The latest decision came in the long-running legal battle between Austrian privacy campaigner Max Schrems and social media giant Facebook, which has already had a huge impact on international transfers of personal information. Back in 2013, while he was still a student, Mr Schrems made a complaint against Facebook.
His complaint arose from the revelations of whistle-blower Edward Snowden, which revealed that US authorities routinely intercepted and retained information from social media companies. A case was brought in Ireland, where Facebook has its EU headquarters, and related cases have been proceeding through the courts ever since.
The complaint revolves around the validity of transfers of personal data from the EU to the US. The General Data Protection Regulation, like its predecessor the 1995 Data Protection Directive, contains a broad prohibition on the transfers of personal data outside the EU. However, this prohibition can be overcome in various ways.
The most popular of these are where the transfer is to a country which the European Commission has decided gives adequate protection to personal data (a so-called ‘adequacy decision’), or where the data exporter and the data importer agree to a contract containing European Commission-approved standard contract clauses.
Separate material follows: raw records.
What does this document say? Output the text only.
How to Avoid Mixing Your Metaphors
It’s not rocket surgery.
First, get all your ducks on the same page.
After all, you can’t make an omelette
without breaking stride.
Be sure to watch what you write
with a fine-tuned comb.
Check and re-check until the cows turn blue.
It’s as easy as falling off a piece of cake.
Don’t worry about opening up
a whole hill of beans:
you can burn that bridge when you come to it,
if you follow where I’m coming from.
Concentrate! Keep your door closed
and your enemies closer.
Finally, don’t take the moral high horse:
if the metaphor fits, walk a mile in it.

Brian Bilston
Both of these methods were under scrutiny in this case.
Mr Schrems’ original case led to a ruling in 2015 that the previous ‘Safe Harbor’ framework for data transfers to the US did not offer adequate protection for individuals in Europe.
The latest case has moved on to consider the validity of both the standard contractual clauses and the replacement for Safe Harbor, the EU/US Privacy Shield, which in reality is a partial adequacy decision for certain companies in the US. Mr Schrems argued that neither the EU/US Privacy Shield nor the standard contractual clauses offered adequate protection to his data once it had been transferred to the US, because of the wide powers of US authorities over the personal data of non-US citizens.
In the most eye-catching part of the judgment, the Court ruled that the EU/US Privacy Shield does not offer appropriate safeguards for data protection, because of the US government’s wide powers to collect and review personal data held in its jurisdiction. Accordingly, the Court annulled the adequacy decision in respect of the EU/US Privacy Shield.
Data transfers under that framework will no longer be valid. As with the similar ruling in 2015 in respect of Safe Harbor, the EU Commission and US authorities may try again to find a replacement scheme, but this appears increasingly difficult, particularly in light of the existing US administration’s increasingly protectionist agenda.
Perhaps more importantly, however, the Court also ruled on the use of standard contractual clauses, which can be used to transfer data anywhere in the world, not just to the US. To the huge relief of many businesses, the Court upheld the use of standard contractual clauses as a means of validating transfers outside the EU.
But in doing so, the Court emphasised that putting in place standard contractual clauses alone is not enough to ensure adequate protection. Instead, data exporters must also consider the legal context in the recipient country. Where the laws of the recipient do not provide adequate protection, the use of standard contractual clauses is not enough, and the data exporter must not transfer the data.
So what does all of this mean for businesses? In some ways, we’ve been here before. In respect of the Privacy Shield, the current situation is almost identical to 2015, when the earlier judgment annulled the Safe Harbor framework. At that time, European regulators urged a cautious approach and emphasised that businesses should not immediately stop transferring data, which could itself have a negative impact on individuals.
But that was under the old regime, before the General Data Protection Regulation and the significant strengthening of data protection rules.
The UK regulator, the Information Commissioner’s Office, has again taken a cautious approach and stated that, at least for now, businesses can continue existing transfer arrangements using Privacy Shield, but should not start new transfers under the now-defunct framework. Other European regulators have taken a stronger approach and recommended businesses switch now to an alternative method of transfer or stop exporting data altogether.
Any businesses that transfer personal data to the US using the Privacy Shield framework would be wise to immediately take stock. They should assess the situation to understand the scale of the issue and consider what steps to take to remove any data protection risk.
This may involve using another method to validate those data transfers or considering whether alternative solutions exist. But they should be careful not to simply stop data transfers on the basis of this judgment, without taking into account all of the potential wider consequences.
The use of standard contractual clauses should also be reviewed. This decision means that international data transfers are likely to become subject to much greater scrutiny and will potentially become more difficult. And with the post-Brexit transition period ending on 31 December 2020, data transfers between the EU and the UK will become subject to these strict rules from next year. Now really is the time for businesses to be reviewing all of their international data flows.